We applied two-sample Mendelian randomization (MR) using (i) 26 genetic variants near IL6R associated with circulating C-reactive protein (CRP) levels and (ii) rs2228145, a well- characterized IL6R missense variant, as proxies of IL-6 signaling downregulation. Outcomes included clinical (small-vessel stroke, MRI-defined lacunar stroke, non-lobar intracerebral hemorrhage [ICH], vascular dementia), imaging (white matter hyperintensity volume, extensive basal ganglia perivascular space, non-lobar/mixed cerebral microbleeds), and pathological (arteriolosclerosis burden in autopsy) traits of cSVD, as well as atherosclerosis traits (ultrasound- defined carotid plaque, large artery stroke) as positive controls.
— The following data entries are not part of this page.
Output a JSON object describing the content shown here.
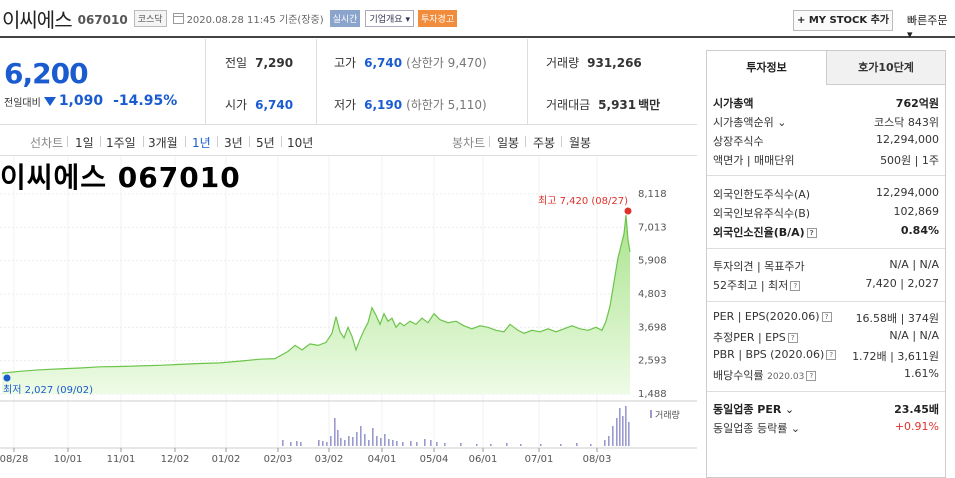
{
  "header": {
    "name": "이씨에스",
    "code": "067010",
    "market": "코스닥",
    "datetime": "2020.08.28 11:45",
    "status": "기준(장중)",
    "realtime": "실시간",
    "company_info": "기업개요",
    "warning": "투자경고",
    "mystock_label": "+ MY STOCK 추가",
    "quick_order": "빠른주문"
  },
  "price": {
    "current": "6,200",
    "change_label": "전일대비",
    "change": "1,090",
    "change_pct": "-14.95%",
    "prev_close_label": "전일",
    "prev_close": "7,290",
    "open_label": "시가",
    "open": "6,740",
    "high_label": "고가",
    "high": "6,740",
    "upper_limit_label": "(상한가 9,470)",
    "low_label": "저가",
    "low": "6,190",
    "lower_limit_label": "(하한가 5,110)",
    "volume_label": "거래량",
    "volume": "931,266",
    "amount_label": "거래대금",
    "amount": "5,931",
    "amount_unit": "백만"
  },
  "period": {
    "line_label": "선차트",
    "line_items": [
      "1일",
      "1주일",
      "3개월",
      "1년",
      "3년",
      "5년",
      "10년"
    ],
    "selected": "1년",
    "candle_label": "봉차트",
    "candle_items": [
      "일봉",
      "주봉",
      "월봉"
    ]
  },
  "chart_data": {
    "type": "area",
    "title": "이씨에스 067010",
    "y_ticks": [
      "8,118",
      "7,013",
      "5,908",
      "4,803",
      "3,698",
      "2,593",
      "1,488"
    ],
    "ylim": [
      1488,
      8118
    ],
    "x_ticks": [
      "08/28",
      "10/01",
      "11/01",
      "12/02",
      "01/02",
      "02/03",
      "03/02",
      "04/01",
      "05/04",
      "06/01",
      "07/01",
      "08/03"
    ],
    "high_label": "최고 7,420 (08/27)",
    "low_label": "최저 2,027 (09/02)",
    "volume_label": "거래량",
    "grid": true,
    "color": "#8fd870"
  },
  "invest": {
    "tab_active": "투자정보",
    "tab_inactive": "호가10단계",
    "market_cap_label": "시가총액",
    "market_cap": "762억원",
    "market_cap_rank_label": "시가총액순위",
    "market_cap_rank": "코스닥 843위",
    "shares_label": "상장주식수",
    "shares": "12,294,000",
    "par_label": "액면가 | 매매단위",
    "par": "500원 | 1주",
    "foreign_limit_label": "외국인한도주식수(A)",
    "foreign_limit": "12,294,000",
    "foreign_hold_label": "외국인보유주식수(B)",
    "foreign_hold": "102,869",
    "foreign_ratio_label": "외국인소진율(B/A)",
    "foreign_ratio": "0.84%",
    "opinion_label": "투자의견 | 목표주가",
    "opinion": "N/A | N/A",
    "w52_label": "52주최고 | 최저",
    "w52": "7,420 | 2,027",
    "per_label": "PER | EPS(2020.06)",
    "per": "16.58배 | 374원",
    "est_per_label": "추정PER | EPS",
    "est_per": "N/A | N/A",
    "pbr_label": "PBR | BPS (2020.06)",
    "pbr": "1.72배 | 3,611원",
    "div_label": "배당수익률",
    "div_date": "2020.03",
    "div": "1.61%",
    "ind_per_label": "동일업종 PER",
    "ind_per": "23.45배",
    "ind_rate_label": "동일업종 등락률",
    "ind_rate": "+0.91%"
  }
}
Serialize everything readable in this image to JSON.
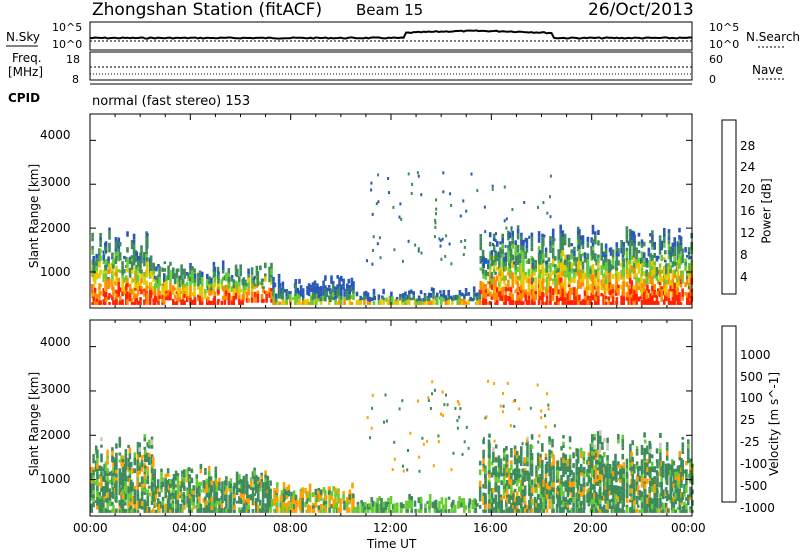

We used inverse-variance weighting and the Wald ratio estimator for primary analyses. MR-Egger regression, weighted median, and weighted mode estimators were used as sensitivity analyses.

Results

Genetically downregulated IL-6 signaling (30%-decrement in CRP via 26 IL6R variants) was not associated with small-vessel stroke (OR: 1.02, 95%CI: 0.95–1.10), MRI-confirmed lacunar stroke (OR: 0.95, [0.81–1.11]), non-lobar ICH (OR: 1.04, [0.72–1.50]), or vascular dementia (OR: 1.09, [0.95–1.25]). Similarly, we found no significant association with cSVD imaging biomarkers or pathology-defined arteriolosclerosis. As expected, genetically downregulated IL-6 signaling was associated with lower odds of large artery stroke (OR: 0.79, [0.74-0.84]) and carotid plaque (OR: 0.88, [0.83–0.94]). Results were consistent across sensitivity analyses and when using the rs2228145 missense variant to proxy IL-6 signaling downregulation.

Conclusion

Genetically proxied IL-6 signaling downregulation is not associated with clinical, imaging or pathological manifestations of arteriolosclerotic cSVD. Therefore, genetic data suggest that targeting IL-6 signaling is unlikely to prevent cSVD manifestations.